4.10. Staining of Aβ plaques in human AD brain tissue

Fresh frozen tissue from the frontal cortex was embedded with Tissue-Tek O.C.T. Compound and kept in the liquid nitrogen for 30 minutes. The embedded tissue was sliced into 30 μm thick sections with Lecia Biosystems Cryostats under −20 °C and mounted onto microscope slides. The section was washed with 1× PBST and then fixed with 10% formalin solution for twenty minutes. It was then permeablized with 0.1% Triton-X 100 for ten minutes, incubated with 2% normal donkey serum at room temperature for one hour, followed by incubation with purified Aβ antibody, 4G8 (1:500 in 1% Donkey serum) overnight at 4 °C. The section was incubated for two hours at room temperature with Alexa Fluor 647 labeled secondary (1:200 in PBS) and then treated with the compound to be tested. Each tissue section was incubated at room temperature for thirty minutes with 5 μM of test compound dissolved in PBS and then treated with TrueBlack Linpofuscin Autofluorescence Quencher (Biotium, 1:20 in ethanol) for two minutes. Finally, tissue was washed, coverslipped, and imaged in an Olympus IX81 microscope using standard excitation/emission filters.

4.11. Determination of Pearson's Correlation Coefficients (PCC) in tissue mages.

PCC values in the composite images were determined using the ImarisColoc module of IMARIS x64 version 9. The analysis was carried out over the entire frame of the image.
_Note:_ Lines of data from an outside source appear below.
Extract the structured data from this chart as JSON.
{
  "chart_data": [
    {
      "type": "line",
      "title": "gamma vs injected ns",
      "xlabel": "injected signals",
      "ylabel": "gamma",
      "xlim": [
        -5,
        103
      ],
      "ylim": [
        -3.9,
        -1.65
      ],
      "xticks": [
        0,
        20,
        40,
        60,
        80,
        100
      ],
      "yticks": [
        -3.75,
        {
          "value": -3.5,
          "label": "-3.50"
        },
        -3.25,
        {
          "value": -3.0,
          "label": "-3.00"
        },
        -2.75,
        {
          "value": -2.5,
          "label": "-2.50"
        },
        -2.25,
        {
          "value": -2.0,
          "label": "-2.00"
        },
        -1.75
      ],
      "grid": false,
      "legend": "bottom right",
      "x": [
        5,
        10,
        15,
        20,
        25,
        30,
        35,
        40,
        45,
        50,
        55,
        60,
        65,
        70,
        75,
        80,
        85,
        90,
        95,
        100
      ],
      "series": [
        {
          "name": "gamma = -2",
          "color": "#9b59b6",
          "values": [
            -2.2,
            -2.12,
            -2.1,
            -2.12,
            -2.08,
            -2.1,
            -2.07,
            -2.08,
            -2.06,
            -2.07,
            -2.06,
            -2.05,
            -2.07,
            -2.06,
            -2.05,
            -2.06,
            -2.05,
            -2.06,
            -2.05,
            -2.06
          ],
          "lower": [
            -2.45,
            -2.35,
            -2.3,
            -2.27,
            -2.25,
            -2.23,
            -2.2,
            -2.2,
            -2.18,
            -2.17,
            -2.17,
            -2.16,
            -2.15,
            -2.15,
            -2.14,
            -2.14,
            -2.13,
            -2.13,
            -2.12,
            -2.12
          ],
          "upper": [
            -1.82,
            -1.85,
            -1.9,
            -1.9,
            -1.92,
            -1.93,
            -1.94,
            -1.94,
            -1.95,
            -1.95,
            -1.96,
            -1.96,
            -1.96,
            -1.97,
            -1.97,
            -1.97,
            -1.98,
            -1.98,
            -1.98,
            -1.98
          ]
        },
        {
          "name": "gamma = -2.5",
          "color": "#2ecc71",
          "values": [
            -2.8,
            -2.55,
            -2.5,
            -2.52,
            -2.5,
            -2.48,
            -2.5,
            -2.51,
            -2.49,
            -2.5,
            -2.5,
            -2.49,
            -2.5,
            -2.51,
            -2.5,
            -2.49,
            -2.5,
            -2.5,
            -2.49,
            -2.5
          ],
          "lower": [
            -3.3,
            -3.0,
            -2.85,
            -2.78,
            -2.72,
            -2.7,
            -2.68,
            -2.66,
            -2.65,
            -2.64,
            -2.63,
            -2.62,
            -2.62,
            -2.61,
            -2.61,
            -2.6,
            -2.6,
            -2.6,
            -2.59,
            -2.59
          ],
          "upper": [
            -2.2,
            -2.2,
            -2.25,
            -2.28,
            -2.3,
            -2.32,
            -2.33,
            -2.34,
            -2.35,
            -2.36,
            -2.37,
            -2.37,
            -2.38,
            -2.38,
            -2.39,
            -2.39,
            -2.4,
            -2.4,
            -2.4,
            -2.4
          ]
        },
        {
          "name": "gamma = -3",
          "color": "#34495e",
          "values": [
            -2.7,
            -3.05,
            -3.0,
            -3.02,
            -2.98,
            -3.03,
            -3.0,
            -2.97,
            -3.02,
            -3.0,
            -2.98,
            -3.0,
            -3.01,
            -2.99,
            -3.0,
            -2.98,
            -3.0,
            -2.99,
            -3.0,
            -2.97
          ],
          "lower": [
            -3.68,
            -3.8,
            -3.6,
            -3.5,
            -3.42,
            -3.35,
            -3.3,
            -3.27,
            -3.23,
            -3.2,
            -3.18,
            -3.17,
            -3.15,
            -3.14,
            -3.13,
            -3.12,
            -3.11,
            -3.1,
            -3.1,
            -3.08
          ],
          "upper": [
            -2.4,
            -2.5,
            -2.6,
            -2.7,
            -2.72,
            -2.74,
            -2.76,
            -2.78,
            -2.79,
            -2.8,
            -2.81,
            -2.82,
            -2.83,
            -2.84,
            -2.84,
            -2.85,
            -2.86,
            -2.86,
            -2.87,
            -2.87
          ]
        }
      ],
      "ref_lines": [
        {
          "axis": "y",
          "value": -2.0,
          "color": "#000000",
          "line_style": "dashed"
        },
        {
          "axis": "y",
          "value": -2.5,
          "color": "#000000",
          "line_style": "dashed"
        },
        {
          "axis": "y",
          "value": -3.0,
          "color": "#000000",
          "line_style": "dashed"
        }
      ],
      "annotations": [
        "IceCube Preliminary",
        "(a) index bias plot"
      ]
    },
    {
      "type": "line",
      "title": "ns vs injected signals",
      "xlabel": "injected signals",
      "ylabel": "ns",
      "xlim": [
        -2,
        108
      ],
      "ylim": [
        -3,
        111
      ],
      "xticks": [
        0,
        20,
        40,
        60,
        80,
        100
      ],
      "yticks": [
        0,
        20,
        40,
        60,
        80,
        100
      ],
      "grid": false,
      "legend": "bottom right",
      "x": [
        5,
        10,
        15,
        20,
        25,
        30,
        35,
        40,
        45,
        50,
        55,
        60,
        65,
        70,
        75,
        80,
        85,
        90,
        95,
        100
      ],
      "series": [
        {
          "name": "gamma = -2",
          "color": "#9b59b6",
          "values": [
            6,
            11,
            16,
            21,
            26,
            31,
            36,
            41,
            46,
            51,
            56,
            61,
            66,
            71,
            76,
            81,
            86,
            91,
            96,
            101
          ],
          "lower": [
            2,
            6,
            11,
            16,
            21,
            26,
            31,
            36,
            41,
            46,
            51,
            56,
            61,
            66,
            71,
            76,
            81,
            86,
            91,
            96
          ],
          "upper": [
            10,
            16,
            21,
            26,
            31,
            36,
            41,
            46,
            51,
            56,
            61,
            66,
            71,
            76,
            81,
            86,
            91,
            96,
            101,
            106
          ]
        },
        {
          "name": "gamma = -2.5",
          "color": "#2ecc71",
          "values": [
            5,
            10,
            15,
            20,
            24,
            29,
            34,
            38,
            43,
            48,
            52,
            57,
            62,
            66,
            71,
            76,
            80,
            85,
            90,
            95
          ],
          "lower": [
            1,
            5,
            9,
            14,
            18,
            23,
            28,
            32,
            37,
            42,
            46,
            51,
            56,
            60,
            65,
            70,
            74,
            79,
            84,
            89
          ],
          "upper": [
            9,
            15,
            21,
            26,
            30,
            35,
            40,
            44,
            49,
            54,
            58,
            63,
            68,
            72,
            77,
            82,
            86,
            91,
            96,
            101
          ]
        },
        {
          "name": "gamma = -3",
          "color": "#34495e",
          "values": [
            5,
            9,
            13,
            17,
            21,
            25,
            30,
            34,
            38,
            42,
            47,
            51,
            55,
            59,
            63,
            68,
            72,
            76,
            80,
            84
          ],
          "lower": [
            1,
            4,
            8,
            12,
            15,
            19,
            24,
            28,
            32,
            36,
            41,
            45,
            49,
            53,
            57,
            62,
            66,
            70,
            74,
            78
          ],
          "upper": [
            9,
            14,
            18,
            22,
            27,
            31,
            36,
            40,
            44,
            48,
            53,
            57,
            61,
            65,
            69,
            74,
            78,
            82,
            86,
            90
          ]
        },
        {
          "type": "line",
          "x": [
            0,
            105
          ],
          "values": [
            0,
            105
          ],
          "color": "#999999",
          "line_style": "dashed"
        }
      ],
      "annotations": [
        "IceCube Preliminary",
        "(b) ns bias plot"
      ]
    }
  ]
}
A threshold for each fluorophore channel, ligand (594), and antibody (647) was defined by increasing the minimums in the LUT distribution, in a way to define the true signal. A region of interest was selected by masking the background, and all the region except the signal was masked off. All voxels excluding the region of interest defined by the masked channel were ignored for colocalization analysis. A colocalization channel was created based on the overlapping voxels using the software. Statistics for the colocalized channel generated by the software resulted in the respective Pearson's correlation coefficients.